Akabinde, ‘Ben ancak sizin dininiz üzerindeki sebatınızı denemişimdir. Şimdi sizlerden beklediğim dininize şiddetli bağlılığınızı gözlerimle görmüş bulunuyorum.’ dedi.
Bu söz üzerine oradakiler Heraklius’tan razı olup onu tazim için secde ettiler.”[2]
Bir örneğini buraya aldığımız bu mektuplardan çıkaracağımız kaideler nelerdir?
1. Davet rastgele bir amel değildir, kişilerin dünya ve ahiret hayatlarında kalıcı etki bırakacak, doğal olarak en ince ayrıntısına kadar düşünülmesi gereken bir eylemdir. Hele ki davet yapılan kişi, sonrasında tebasını da etkileyecek bir lider ise o zaman hassasiyet en üst düzeyde olmalıdır. İşte bu sebeple devlet başkanlarına yapılan davette şu ayrıntıları görmekteyiz:
a. Herkese aynı kalıplarla, aynı cümlelerle davet yapılmamıştır. Ehli Kitap olan bir yönetici ile putperest bir lidere, mülk sevdalısı bir idareci ile ilkeleri olan bir emîre farklı farklı mektuplar yazılmış, farklı vurgularla davet ulaştırılmıştır.
Aslında bu, davetin temel ilkelerindendir. Yöneticiye yapılan davet çok daha önem arz etmekle birlikte kim olursa olsun davet rastgele yapılmamalıdır. Muhatap tanınmalı, başkasında işe yaramıştı diyerek aynı cümleler ve yöntemlerle davet sürdürülmemelidir.

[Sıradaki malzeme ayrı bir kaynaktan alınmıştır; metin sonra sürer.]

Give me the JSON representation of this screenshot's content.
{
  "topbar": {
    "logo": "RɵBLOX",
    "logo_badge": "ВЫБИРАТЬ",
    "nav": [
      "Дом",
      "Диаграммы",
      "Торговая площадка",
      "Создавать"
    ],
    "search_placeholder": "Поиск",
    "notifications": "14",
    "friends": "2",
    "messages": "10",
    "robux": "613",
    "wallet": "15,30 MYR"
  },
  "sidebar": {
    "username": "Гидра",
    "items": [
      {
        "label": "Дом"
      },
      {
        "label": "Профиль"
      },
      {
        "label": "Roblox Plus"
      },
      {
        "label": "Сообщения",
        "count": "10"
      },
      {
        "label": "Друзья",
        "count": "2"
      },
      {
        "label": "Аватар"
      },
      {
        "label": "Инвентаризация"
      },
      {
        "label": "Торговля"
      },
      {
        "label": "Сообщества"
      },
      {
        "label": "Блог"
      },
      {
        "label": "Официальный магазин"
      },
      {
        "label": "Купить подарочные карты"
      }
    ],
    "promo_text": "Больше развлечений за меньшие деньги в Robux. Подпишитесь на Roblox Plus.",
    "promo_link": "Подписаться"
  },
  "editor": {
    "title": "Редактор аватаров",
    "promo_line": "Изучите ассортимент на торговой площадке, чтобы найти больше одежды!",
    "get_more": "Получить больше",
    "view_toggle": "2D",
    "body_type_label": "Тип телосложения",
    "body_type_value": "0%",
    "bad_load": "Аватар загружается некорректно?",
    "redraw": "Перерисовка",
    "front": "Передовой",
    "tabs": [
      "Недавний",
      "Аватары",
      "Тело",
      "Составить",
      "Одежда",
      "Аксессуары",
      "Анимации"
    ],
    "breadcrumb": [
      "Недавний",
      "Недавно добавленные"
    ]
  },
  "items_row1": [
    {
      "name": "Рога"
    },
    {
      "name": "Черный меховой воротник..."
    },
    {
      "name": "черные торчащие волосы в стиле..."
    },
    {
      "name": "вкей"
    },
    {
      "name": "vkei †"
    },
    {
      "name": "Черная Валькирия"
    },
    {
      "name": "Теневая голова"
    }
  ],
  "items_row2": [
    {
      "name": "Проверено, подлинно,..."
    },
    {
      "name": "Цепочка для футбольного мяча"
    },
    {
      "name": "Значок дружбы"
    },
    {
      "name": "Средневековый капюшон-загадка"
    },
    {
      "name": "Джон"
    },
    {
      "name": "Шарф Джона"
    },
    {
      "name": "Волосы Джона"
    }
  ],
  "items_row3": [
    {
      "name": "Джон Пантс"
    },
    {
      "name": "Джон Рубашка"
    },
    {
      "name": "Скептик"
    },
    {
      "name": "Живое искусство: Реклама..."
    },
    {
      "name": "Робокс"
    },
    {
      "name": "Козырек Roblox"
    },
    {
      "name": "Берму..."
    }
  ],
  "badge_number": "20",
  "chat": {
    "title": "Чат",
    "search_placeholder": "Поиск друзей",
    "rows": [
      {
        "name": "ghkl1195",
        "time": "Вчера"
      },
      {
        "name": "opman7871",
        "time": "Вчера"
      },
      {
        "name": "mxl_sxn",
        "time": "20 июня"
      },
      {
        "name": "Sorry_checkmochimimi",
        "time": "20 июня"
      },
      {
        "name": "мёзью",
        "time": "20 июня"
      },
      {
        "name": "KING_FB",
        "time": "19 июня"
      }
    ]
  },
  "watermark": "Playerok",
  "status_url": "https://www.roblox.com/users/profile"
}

b. Davet mektubu kadar davetçi de önemlidir. Peygamberimiz (sav) dış görünüşü itibarıyla insanları etkileyecek, inisiyatif alabilecek, mektubu güzel bir şekilde izah edip gerekli açıklamaları yapabilecek kişileri seçti. Bununla beraber cahiliyesinde bu görevi ifa etmiş ve hakkını vermiş olan kişiler varsa onları da dâhil etti. Özetle emaneti ehline verdi ve liyakata göre görev dağılımı yaptı.
c. Protokol kurallarına riayet edilmiştir. Allah Resûlü (sav), devletlerin kendi aralarındaki yazışmalarının nasıl olması gerektiğini hatırlatan sahabelerin tavsiyesi üzerine mühür edinmiştir.
Enes’ten (ra) şöyle rivayet edilmiştir:
“Nebi (sav) bir mektup yazdırmak istedi.
Sahabe, ‘Onlar (mektubun gönderildiği kişiler) mühürsüz mektubu okumazlar.’ dediler.
Nebi de (sav) üzerinde, ‘Muhammedun Resûlullah’ yazan gümüşten bir yüzük edindi. Ben onun elinde gümüşün beyazlığını görür gibiyim.”[3]
Mektuplarını bu mühürle göndermiş, diplomatik ilişkilerde Arap kabilelerinden farklı taraflarla ilişki kurulduğu için güncelleme yapılmıştır. Yine elçilere özel kıyafetler diktirilmiş, her meclisin kendine özel hâli olduğu gözetilerek hareket edilmiştir.
Yeryüzünde var olan yerleşik din anlayışlarının hepsini yıkmak için çok radikal adımlar atan Peygamberimiz (sav) mesele örfi bir mevzu olduğunda İslam’a aykırı bir durum yoksa genel prosedürlere uygun şekilde hareket etmiştir.
d. Davet mektupları öz ve anlaşılırdır. Aynı zamanda hitap tarzı dengelidir. Hem bir müjde hem de uyarı vardır. Muhatabının konumunu küçümseme, hakaret etme üslubu değil; onun sorumluluğunu ona hatırlatma yolu tercih edilmiştir. Mektupların içeriği çok sarsıcı olsa da nezaket hiçbir zaman elden bırakılmamıştır.
2. Allah Resulü’nün (sav) mektuplarla davet stratejisi İslam’ın yeryüzüne hâkim olma yolunun da en bariz örneklerindendir. Peygamber (sav) bir toplumun savaş ve baskıyla İslam’ı kabul etmesi ya da cizye gibi seçenekleri tercih etmesini istememiştir. Savaşın dışında var olan davet, diplomatik girişimler, ikili anlaşmalarla bu toplumların İslam devletine bağlanmalarını sağlamaya çalışmıştır. Çünkü şu bir hakikattir ki savaşın hâkim olduğu bir düzlemde kalpler gönül rahatlığıyla bir tarafı kabullenemez. Ortaya çıkan olumsuz tabloları insanlar kuşaklar boyunca unutmaz.
Temel strateji bu olmakla beraber Peygamber (sav) savaş tek seçenek olduğunda bundan çekinmemiş ve bu amelin de hakkını vermiştir.
3. Ve son olarak yine sahabenin adanmışlığını görüyoruz. Bambaşka coğrafyalarda, mülk sahibi olan, insanların karşılarında başlarını kaldırmaya dahi korktukları liderlere ölümü göze alıp bu mektupları götürdüler. İtiraz yok, “Neden ben?” demek yok, geride bıraktıklarını hesaba katmak yok… Bir insanın, bir topluluğun en büyük sermayesi işte bu adanmış ruhtur.
Duamızın sonu, âlemlerin Rabbi olan Allah’a hamdetmektir.